Le CESE a tenu sa 2ème conférence annuelle fin juin 2018

 
Initialement, l’idée de la conférence était de permettre aux formations de travail de réorienter leurs travaux de l’année à venir en tenant compte de leurs réflexions passées, mais aussi des circonstances politiques et de la vie du pays.

L’an passé, le Premier ministre est venu présenter son programme, et dire quelle place il attribuait au CESE.

Dans son discours devant le Congrès de la Nation le 3 juillet 2017, Le Président de la République a indiqué le chemin qu’il proposait de suivre, en disant clairement qu’il faisait le choix de ne pas proposer la suppression du CESE, mais au contraire en décrivant le rôle qu’il souhaitait voir jouer à cette institution.

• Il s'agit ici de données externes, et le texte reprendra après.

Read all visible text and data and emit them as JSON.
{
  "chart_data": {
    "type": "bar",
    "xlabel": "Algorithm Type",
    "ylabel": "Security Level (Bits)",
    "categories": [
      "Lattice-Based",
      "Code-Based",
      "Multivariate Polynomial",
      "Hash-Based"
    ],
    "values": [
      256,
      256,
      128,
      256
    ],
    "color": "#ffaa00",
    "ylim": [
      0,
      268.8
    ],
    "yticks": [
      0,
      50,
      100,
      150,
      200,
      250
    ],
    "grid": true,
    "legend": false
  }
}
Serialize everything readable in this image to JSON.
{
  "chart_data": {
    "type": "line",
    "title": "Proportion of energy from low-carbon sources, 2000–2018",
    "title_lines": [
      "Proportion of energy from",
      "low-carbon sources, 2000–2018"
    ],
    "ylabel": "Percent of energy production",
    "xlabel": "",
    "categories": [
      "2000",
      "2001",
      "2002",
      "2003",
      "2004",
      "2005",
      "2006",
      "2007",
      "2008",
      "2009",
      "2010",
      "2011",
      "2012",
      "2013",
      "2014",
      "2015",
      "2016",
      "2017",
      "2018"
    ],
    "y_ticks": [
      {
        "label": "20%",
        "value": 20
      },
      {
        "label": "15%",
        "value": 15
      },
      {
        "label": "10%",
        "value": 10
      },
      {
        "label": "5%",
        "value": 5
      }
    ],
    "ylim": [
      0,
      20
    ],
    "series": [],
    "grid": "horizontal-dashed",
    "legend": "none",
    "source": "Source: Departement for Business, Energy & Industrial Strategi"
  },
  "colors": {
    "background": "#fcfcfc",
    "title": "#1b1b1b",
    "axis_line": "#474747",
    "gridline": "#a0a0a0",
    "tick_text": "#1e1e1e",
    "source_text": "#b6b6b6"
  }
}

Cette 2ème conférence, placée sous l’expression de la place de la société civile organisée dans le paysage institutionnel français, a permis à chaque groupe d’apporter leurs remarques, leur accord, leurs points de vigilance afin de co construire la réforme constitutionnelle

Pour l’UNSA, la réforme reconnait implicitement la nécessité d’avoir, en France, une institution représentative de la société civile en complémentarité de l’Assemblée Nationale et du Sénat.

Aussi le projet de loi institutionnelle intitulé « Pour une démocratie plus représentative, responsable et efficace » fixe, dans un article, l’avenir de cette assemblée. On y reconnait beaucoup de sujets déjà abordés depuis le début de la mandature et des orientations déjà travaillées par le bureau.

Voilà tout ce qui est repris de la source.